Enfin, les Comores ont validé leur billet pour la phase finale en terminant en tête de leur groupe avec 12 points, devançant la Tunisie. Les Comoriens avaient d’ailleurs battu les Aigles de Carthage (1-0) lors de la 3ᵉ journée des éliminatoires. Une victoire décisive qui a permis aux hommes de Stefano Cusin de conforter leur place de leaders dans un groupe très disputé.
On croit en nos chances à domicile avec le soutien de notre public. Il nous reste près d’un an pour nous préparer avec l’ambition de décrocher le titre
Pour les hommes de Walid Regragui, tout l’enjeu du match d’ouverture sera de ne pas prendre à la légère les Cœlacanthes. Ils avaient certes été battus (2-0) par le Maroc pendant la CAN 2021, mais à l’époque, ils avaient aussi créé la surprise en disposant du Ghana 3-2, terminant ainsi à la troisième place de leur groupe.
Éliminés en huitième par le Cameroun, les Comoriens seront animés par un sentiment de revanche, après avoir manqué la dernière édition de la CAN. En comptant dans ses rangs Warmed Omari (Olympique Lyonnais), Myziane Maolida (Al Khouloud Club) mais aussi l’ailier troyen Rafiki Saïd, Stefano Cusin dispose d’assez bons joueurs pour tenter de créer la surprise.
Pour sa part, le sélectionneur national ne sait que trop bien la difficulté inhérente à une Coupe d’Afrique des nations, qui plus est à domicile. Un évènement où les premiers tours ne sont pas toujours révélateurs de la suite. Car il y a quasiment un an, les Lions de l’Atlas étaient sortis premiers et plutôt avec aisance de leur groupe lors de la CAN 2023, sans passer les huitièmes de finale, défaits par l’Afrique du Sud (2-0).

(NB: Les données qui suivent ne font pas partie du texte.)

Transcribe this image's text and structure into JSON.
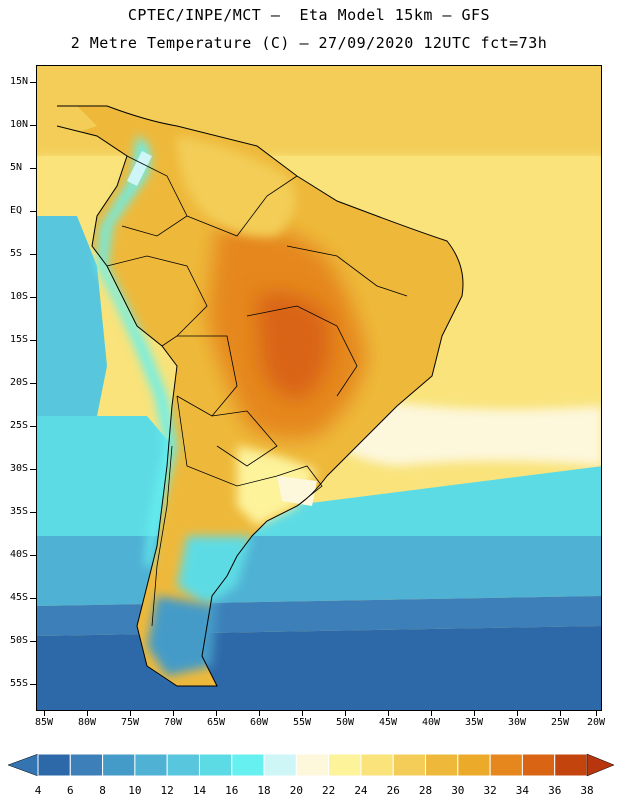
{
  "header": {
    "line1": "CPTEC/INPE/MCT –  Eta Model 15km – GFS",
    "line2": "2 Metre Temperature (C) – 27/09/2020 12UTC fct=73h"
  },
  "map": {
    "lat_labels": [
      "15N",
      "10N",
      "5N",
      "EQ",
      "5S",
      "10S",
      "15S",
      "20S",
      "25S",
      "30S",
      "35S",
      "40S",
      "45S",
      "50S",
      "55S"
    ],
    "lon_labels": [
      "85W",
      "80W",
      "75W",
      "70W",
      "65W",
      "60W",
      "55W",
      "50W",
      "45W",
      "40W",
      "35W",
      "30W",
      "25W",
      "20W"
    ]
  },
  "colorbar": {
    "labels": [
      "4",
      "6",
      "8",
      "10",
      "12",
      "14",
      "16",
      "18",
      "20",
      "22",
      "24",
      "26",
      "28",
      "30",
      "32",
      "34",
      "36",
      "38"
    ],
    "colors": [
      "#2d68a8",
      "#3c7fb9",
      "#449bc8",
      "#4fb1d4",
      "#58c6dc",
      "#5ddbe4",
      "#66f0f0",
      "#cef6f7",
      "#fdf7dc",
      "#fdf39b",
      "#f9e37a",
      "#f3cd57",
      "#eeb93b",
      "#ebaa2a",
      "#e5871c",
      "#d96414",
      "#c4440d"
    ],
    "low_color": "#3474b0",
    "high_color": "#b8360e"
  }
}
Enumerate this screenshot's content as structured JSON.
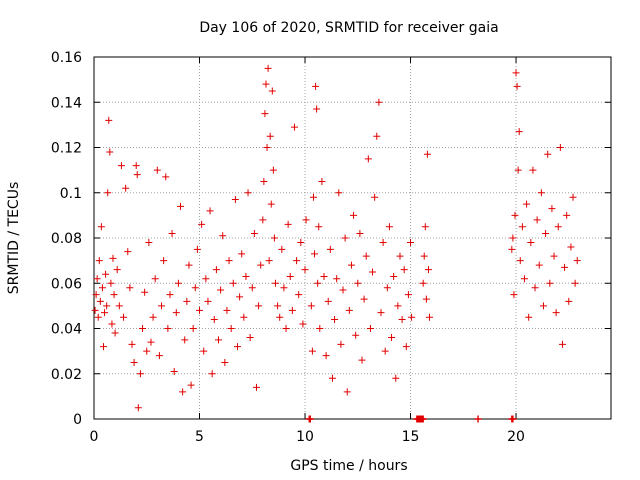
{
  "chart_data": {
    "type": "scatter",
    "title": "Day 106 of 2020, SRMTID for receiver gaia",
    "xlabel": "GPS time / hours",
    "ylabel": "SRMTID / TECUs",
    "xlim": [
      0,
      24.5
    ],
    "ylim": [
      0,
      0.16
    ],
    "grid": true,
    "marker": "plus",
    "color": "#e00000",
    "x_ticks": [
      0,
      5,
      10,
      15,
      20
    ],
    "x_tick_labels": [
      "0",
      "5",
      "10",
      "15",
      "20"
    ],
    "y_ticks": [
      0,
      0.02,
      0.04,
      0.06,
      0.08,
      0.1,
      0.12,
      0.14,
      0.16
    ],
    "y_tick_labels": [
      "0",
      "0.02",
      "0.04",
      "0.06",
      "0.08",
      "0.1",
      "0.12",
      "0.14",
      "0.16"
    ],
    "points": [
      [
        0.05,
        0.048
      ],
      [
        0.1,
        0.055
      ],
      [
        0.15,
        0.062
      ],
      [
        0.2,
        0.045
      ],
      [
        0.25,
        0.07
      ],
      [
        0.3,
        0.052
      ],
      [
        0.35,
        0.085
      ],
      [
        0.4,
        0.058
      ],
      [
        0.45,
        0.032
      ],
      [
        0.5,
        0.047
      ],
      [
        0.55,
        0.064
      ],
      [
        0.6,
        0.05
      ],
      [
        0.65,
        0.1
      ],
      [
        0.7,
        0.132
      ],
      [
        0.75,
        0.118
      ],
      [
        0.8,
        0.06
      ],
      [
        0.85,
        0.042
      ],
      [
        0.9,
        0.071
      ],
      [
        0.95,
        0.055
      ],
      [
        1.0,
        0.038
      ],
      [
        1.1,
        0.066
      ],
      [
        1.2,
        0.05
      ],
      [
        1.3,
        0.112
      ],
      [
        1.4,
        0.045
      ],
      [
        1.5,
        0.102
      ],
      [
        1.6,
        0.074
      ],
      [
        1.7,
        0.058
      ],
      [
        1.8,
        0.033
      ],
      [
        1.9,
        0.025
      ],
      [
        2.0,
        0.112
      ],
      [
        2.05,
        0.108
      ],
      [
        2.1,
        0.005
      ],
      [
        2.2,
        0.02
      ],
      [
        2.3,
        0.04
      ],
      [
        2.4,
        0.056
      ],
      [
        2.5,
        0.03
      ],
      [
        2.6,
        0.078
      ],
      [
        2.7,
        0.034
      ],
      [
        2.8,
        0.045
      ],
      [
        2.9,
        0.062
      ],
      [
        3.0,
        0.11
      ],
      [
        3.1,
        0.028
      ],
      [
        3.2,
        0.05
      ],
      [
        3.3,
        0.07
      ],
      [
        3.4,
        0.107
      ],
      [
        3.5,
        0.04
      ],
      [
        3.6,
        0.055
      ],
      [
        3.7,
        0.082
      ],
      [
        3.8,
        0.021
      ],
      [
        3.9,
        0.047
      ],
      [
        4.0,
        0.06
      ],
      [
        4.1,
        0.094
      ],
      [
        4.2,
        0.012
      ],
      [
        4.3,
        0.035
      ],
      [
        4.4,
        0.052
      ],
      [
        4.5,
        0.068
      ],
      [
        4.6,
        0.015
      ],
      [
        4.7,
        0.04
      ],
      [
        4.8,
        0.058
      ],
      [
        4.9,
        0.075
      ],
      [
        5.0,
        0.048
      ],
      [
        5.1,
        0.086
      ],
      [
        5.2,
        0.03
      ],
      [
        5.3,
        0.062
      ],
      [
        5.4,
        0.052
      ],
      [
        5.5,
        0.092
      ],
      [
        5.6,
        0.02
      ],
      [
        5.7,
        0.044
      ],
      [
        5.8,
        0.066
      ],
      [
        5.9,
        0.035
      ],
      [
        6.0,
        0.057
      ],
      [
        6.1,
        0.081
      ],
      [
        6.2,
        0.025
      ],
      [
        6.3,
        0.048
      ],
      [
        6.4,
        0.07
      ],
      [
        6.5,
        0.04
      ],
      [
        6.6,
        0.06
      ],
      [
        6.7,
        0.097
      ],
      [
        6.8,
        0.032
      ],
      [
        6.9,
        0.054
      ],
      [
        7.0,
        0.073
      ],
      [
        7.1,
        0.045
      ],
      [
        7.2,
        0.063
      ],
      [
        7.3,
        0.1
      ],
      [
        7.4,
        0.036
      ],
      [
        7.5,
        0.058
      ],
      [
        7.6,
        0.082
      ],
      [
        7.7,
        0.014
      ],
      [
        7.8,
        0.05
      ],
      [
        7.9,
        0.068
      ],
      [
        8.0,
        0.088
      ],
      [
        8.05,
        0.105
      ],
      [
        8.1,
        0.135
      ],
      [
        8.15,
        0.148
      ],
      [
        8.2,
        0.12
      ],
      [
        8.25,
        0.155
      ],
      [
        8.3,
        0.07
      ],
      [
        8.35,
        0.125
      ],
      [
        8.4,
        0.095
      ],
      [
        8.45,
        0.145
      ],
      [
        8.5,
        0.11
      ],
      [
        8.55,
        0.08
      ],
      [
        8.6,
        0.06
      ],
      [
        8.7,
        0.05
      ],
      [
        8.8,
        0.045
      ],
      [
        8.9,
        0.075
      ],
      [
        9.0,
        0.058
      ],
      [
        9.1,
        0.04
      ],
      [
        9.2,
        0.086
      ],
      [
        9.3,
        0.063
      ],
      [
        9.4,
        0.048
      ],
      [
        9.5,
        0.129
      ],
      [
        9.6,
        0.07
      ],
      [
        9.7,
        0.055
      ],
      [
        9.8,
        0.078
      ],
      [
        9.9,
        0.042
      ],
      [
        10.0,
        0.066
      ],
      [
        10.05,
        0.088
      ],
      [
        10.3,
        0.05
      ],
      [
        10.35,
        0.03
      ],
      [
        10.4,
        0.098
      ],
      [
        10.45,
        0.073
      ],
      [
        10.5,
        0.147
      ],
      [
        10.55,
        0.137
      ],
      [
        10.6,
        0.06
      ],
      [
        10.65,
        0.085
      ],
      [
        10.7,
        0.04
      ],
      [
        10.8,
        0.105
      ],
      [
        10.9,
        0.063
      ],
      [
        11.0,
        0.028
      ],
      [
        11.1,
        0.052
      ],
      [
        11.2,
        0.075
      ],
      [
        11.3,
        0.018
      ],
      [
        11.4,
        0.044
      ],
      [
        11.5,
        0.062
      ],
      [
        11.6,
        0.1
      ],
      [
        11.7,
        0.033
      ],
      [
        11.8,
        0.057
      ],
      [
        11.9,
        0.08
      ],
      [
        12.0,
        0.012
      ],
      [
        12.1,
        0.048
      ],
      [
        12.2,
        0.068
      ],
      [
        12.3,
        0.09
      ],
      [
        12.4,
        0.037
      ],
      [
        12.5,
        0.06
      ],
      [
        12.6,
        0.082
      ],
      [
        12.7,
        0.026
      ],
      [
        12.8,
        0.053
      ],
      [
        12.9,
        0.072
      ],
      [
        13.0,
        0.115
      ],
      [
        13.1,
        0.04
      ],
      [
        13.2,
        0.065
      ],
      [
        13.3,
        0.098
      ],
      [
        13.4,
        0.125
      ],
      [
        13.5,
        0.14
      ],
      [
        13.6,
        0.047
      ],
      [
        13.7,
        0.078
      ],
      [
        13.8,
        0.03
      ],
      [
        13.9,
        0.058
      ],
      [
        14.0,
        0.085
      ],
      [
        14.1,
        0.036
      ],
      [
        14.2,
        0.063
      ],
      [
        14.3,
        0.018
      ],
      [
        14.4,
        0.05
      ],
      [
        14.5,
        0.072
      ],
      [
        14.6,
        0.044
      ],
      [
        14.7,
        0.066
      ],
      [
        14.8,
        0.032
      ],
      [
        14.9,
        0.055
      ],
      [
        15.0,
        0.078
      ],
      [
        15.05,
        0.045
      ],
      [
        15.6,
        0.06
      ],
      [
        15.65,
        0.072
      ],
      [
        15.7,
        0.085
      ],
      [
        15.75,
        0.053
      ],
      [
        15.8,
        0.117
      ],
      [
        15.85,
        0.066
      ],
      [
        15.9,
        0.045
      ],
      [
        19.8,
        0.075
      ],
      [
        19.85,
        0.08
      ],
      [
        19.9,
        0.055
      ],
      [
        19.95,
        0.09
      ],
      [
        20.0,
        0.153
      ],
      [
        20.05,
        0.147
      ],
      [
        20.1,
        0.11
      ],
      [
        20.15,
        0.127
      ],
      [
        20.2,
        0.07
      ],
      [
        20.3,
        0.085
      ],
      [
        20.4,
        0.062
      ],
      [
        20.5,
        0.095
      ],
      [
        20.6,
        0.045
      ],
      [
        20.7,
        0.078
      ],
      [
        20.8,
        0.11
      ],
      [
        20.9,
        0.058
      ],
      [
        21.0,
        0.088
      ],
      [
        21.1,
        0.068
      ],
      [
        21.2,
        0.1
      ],
      [
        21.3,
        0.05
      ],
      [
        21.4,
        0.082
      ],
      [
        21.5,
        0.117
      ],
      [
        21.6,
        0.06
      ],
      [
        21.7,
        0.093
      ],
      [
        21.8,
        0.072
      ],
      [
        21.9,
        0.047
      ],
      [
        22.0,
        0.085
      ],
      [
        22.1,
        0.12
      ],
      [
        22.2,
        0.033
      ],
      [
        22.3,
        0.067
      ],
      [
        22.4,
        0.09
      ],
      [
        22.5,
        0.052
      ],
      [
        22.6,
        0.076
      ],
      [
        22.7,
        0.098
      ],
      [
        22.8,
        0.06
      ],
      [
        22.9,
        0.07
      ]
    ],
    "zero_markers_x": [
      10.2,
      10.25,
      15.3,
      15.35,
      15.4,
      15.45,
      15.5,
      15.55,
      15.6,
      18.2,
      19.8,
      19.85
    ]
  }
}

Une chose est sûre, avec la possibilité de se qualifier parmi les quatre meilleurs troisièmes, le Maroc ne doit pas craindre un faux pas à ce stade de la compétition. En se projetant un peu, si le Onze national termine premier, il jouera contre le 3ᵉ du groupe C, D ou E. Et contre le deuxième du groupe C s’il termine deuxième. Voilà la voie à suivre pour espérer être au rendez-vous de la finale, le 18 janvier à Rabat. Peut-être un jour de fête nationale.